For two decades after 1970, no agreement was reached between the Member States on new rules on free movement. However, the scope and practical significance of the early rules on free movement increased due to the accession of new Member States and to the case-law of the EU Court of Justice. The interpretation of the rules by the Court extended free movement among others to part-time workers (mostly women), students, those looking for employment and tourist (as service recipients) (Guild, Peers and Tomkin 2014). Because lawyers and judges began to take these rulings of the Court seriously, immigration officials and politicians, too, were obliged to give effect to those judgments and the EU rules concerned in practice.The accession of Greece, Portugal and Spain in the 1980s after the return to democracy in those countries, of the UK, Ireland and Denmark in 1973, of Austria, Finland and Sweden in 1995 and of thirteen states in Central and Eastern Europe after 2004 considerably extended the personal and territorial scope of free movement. The EU enlargements in the 1980s and those after 2004 were primarily motivated by securing political stability in the region: Inclusion of European states in Southern and Central Europe, previously ruled by left or right wing totalitarian regimes. Free movement of persons was as contributing to political stability and democracy, economic aims came second. In 2019 the EU free movement rules applied to the nationals of all 28 EU Member States plus Norway, Iceland, Liechtenstein (all three part of the European Economic Area) and Switzerland.
In 1992 Member States at the initiative of Spain, aiming to strengthen the position of its nationals living elsewhere in the EU, agreed to establish Union citizenship.
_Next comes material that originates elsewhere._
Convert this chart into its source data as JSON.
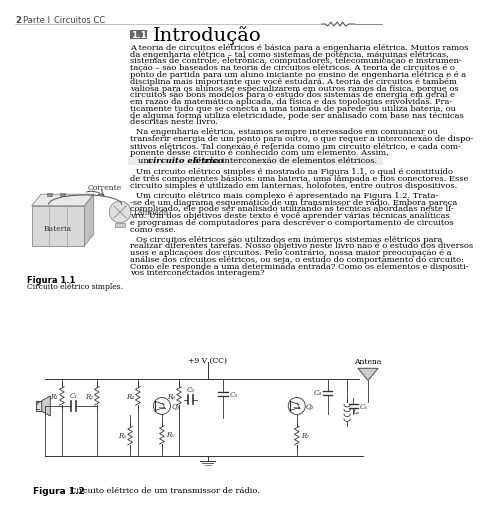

All nationals of Member States were granted this new EU status. In the following decade, the Court of Justice put flesh on the bones of this status, reinforcing the rights of mobile EU citizens. In 2004, the day before the accession of the EU-10, the “old” EU-15 codified that case-law of the Court and extended the residence status of Union citizens, by introducing a right of permanent residence for those with 5 years lawful residence in another Member State.The relevant Directive 2004/38 granted the right to live and work or study in another Member State to all EU citizens who could find a genuine job or are self-employed and to their family members irrespective of their nationality. Not all Union citizens, however, are willing and able to use this freedom.Those having insufficient means to pay for a passport or the travel or who are unable to find a job due to their handicap de-facto are excluded. Prolonged reliance on social assistance before having acquired the permanent residence status or a serious criminal record are grounds for exclusion and expulsion of EU citizens. The proposal of the Commission to ban expulsion of EU citizens after 10 years of lawful residence in another Members State was rejected in 2004. Member States preferred to restrict the full right to remain on their territory to their “own" nationals.
Who uses free movement?
In 2018, a total of 17.6 million EU citizens were living in another Member State.This number neither takes into account those who returned to their own country nor those who naturalised in their country of residence. Nevertheless, it is clear that only a relatively small minority of the 500 million EU citizens used their right to live elsewhere in the EU even after most legal barriers to migration had been abolished. The 17.6 million mobile EU citizens represented almost 45% of the total non-citizen population (40 million) of the 28 Member States, the other 22.3 million being nationals of third (i.e. non-EU) countries. This implies that Member States due to the EU rules on free movement, de facto lost most of their traditional means of immigration control with regard to almost half of their non-citizen population. Of course, this effect varies between Member States: In Luxembourg, Cyprus, Ireland, Belgium and the UK nationals of other Member States by far outnumber nationals of non-EU countries, whilst in Poland, Latvia, Estonia, Italy, Greece and France, it is the other way round (Eurostat 2019).The number of EU citizens living in another Member State than their own increased with 50% in the 10 years between 2008 (11.3 million) and 2018 (17.6 million) due to the enlargements of the EU, the economic crisis hitting some Member States more than others, the low costs of transportation and the increased level of education in the EU.The loss of control on a considerable share of immigrants may explain the political and administrative resistance against free movement and the fears among public opinion in Member States.